I do agree with you that the bottom line is in face-to-face interaction - you have to impress in your interview to actually get the job. I don't think online communication will ever replace that component.

I wish you the best of luck.

10.10.09

Difficult for me to hit the bar (Not that I wouldn't enjoy that) a this point in my life with a wife and kid (10 year old), so I'll just have to deal with the online stuff............. oh joy.....lol

10.11.09

I personal feel that the value of face to face interactions has decreased substantially and when you actually do meet someone in person you are able to leave a larger impact then your resume did online with another 500. In the last month I have had two job offerings by people whom I have meet at the bar.

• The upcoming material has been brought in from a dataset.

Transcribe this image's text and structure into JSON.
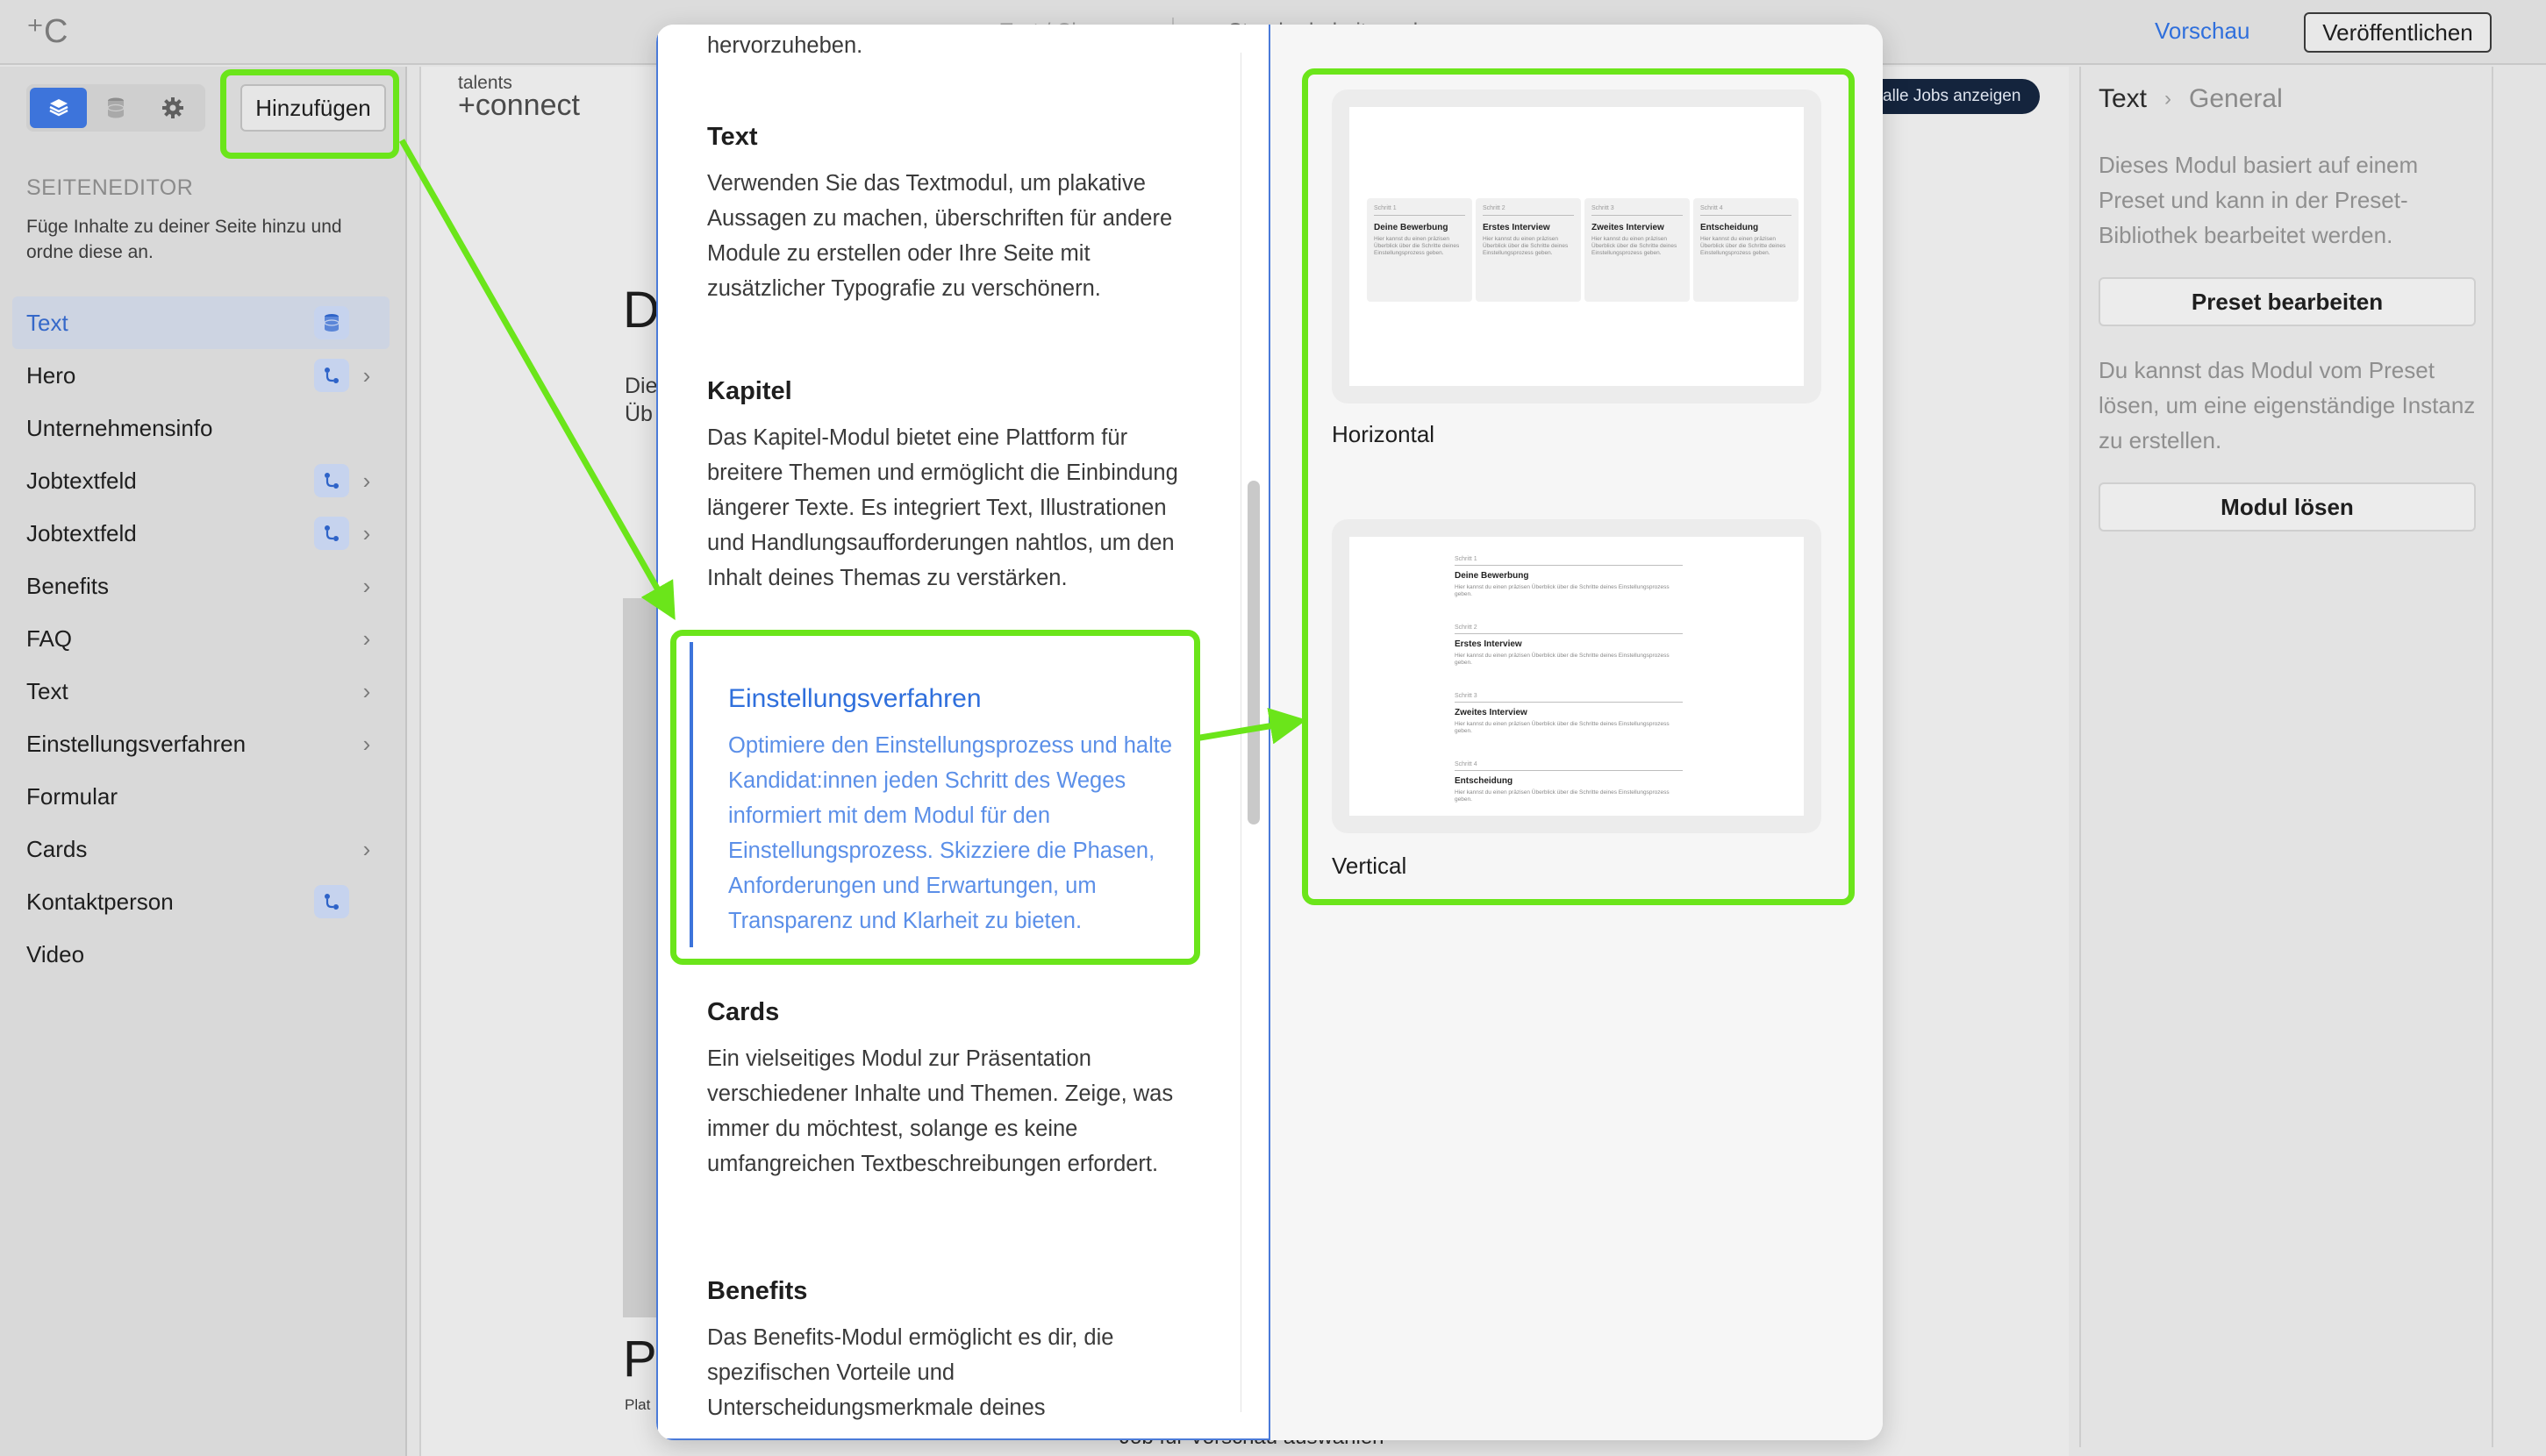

They were people who stumbled in there and by chance I began talking to, not bar regulars; it was happenstance that we had met at all let alone at the bar.

The big thing is just meeting someone face to face. If Monster sends out 100 job matches to one single person imagine how many an employer recieves.

10.11.09

lol, when I hit the bar, I'm looking to relax with a beer and a book. Talking to people is the last thing on my mind!

But I see your point!

10.11.09

This post is right on!

10.12.09

Morana, Thanks for the great response. First, congratulations on getting a job in such a short amount of time. I am glad to hear these opportunities are out there.

I do agree, as was stated above, that a balance between online communication (to reach the widest audience) and in-person communication (to make the strongest impact) is the best bet.

In spite of the age of technology we are in, there is no substitute for making a good first face-to-face impression.

I also think you bring up a great point when you mentioned asking those who know you from past jobs for recommendations. As we skip from job-to-job a bit more frequently, staying in touch and leaving on good terms becomes more and more important.

10.12.09

Kevin, Thanks for the laugh. While the bar may not be the best bet for you, the idea that face-to-face interaction may be helpful still holds true. Perhaps more professional outlets (e.g., networking events, professional group meetings) make sense for you.

And, everyone needs an occassional trip to the bar. Hire a babysitter and take your wife!

10.12.09

Scott, Read any good books recently? I am looking for a new one...

It really all depends on what you are looking to get out of your time at the bar. Relaxation or potential connections. There is plenty of time for both.

My use of the bar in my blog was really as a placeholder for any type of situation in which you can make face-to-face connections with people. Enjoy your relaxation at the bar and save your networking for other such occassions.

10.12.09

Bret, Thanks for your comment and for reading.

Now, go hit the bar and tell me when you get a great job :)

10.13.09

I've been rethinking this for the past few days and I agree; I do need to get out more and I completely agree that face2face in 99% or more instances would completely relegate paper resumes to the end of the line.
Being that I am currently employed, but I am looking for better opportunities with more active responsibility might make less sense to some that are not employed. I look at it from the perspective that I left a full time job of 20 years in the military with zero guarantees of job placement to go it alone, and I did it. I sure could have used a bar back then......
Anyhow, I'm thinking I need to get more involved with the folks in my own line of work - yes Lindsey, you are correct, social events would be great, and I've actually had to turn several down due to work commitments, but I'm pretty sure I can find way to make that work. More exposure=More opportunities
Thanks!

10.14.09

Kevin, I am glad to hear that you have given this some more thought. I give you credit - while it makes sense to look for new opportunities while employed, it is often difficult to carve out the time when current job responsibilities get in the way.

I think the key is being picky as to which invitations you accept. Choose get-togethers at which you will be introduced to the most beneficial group of people. That way, you use your limited time wisely.

Think of yourself as an A-lister..be picky and make sure the events are worth your while.

Please let me know how it goes. Good luck!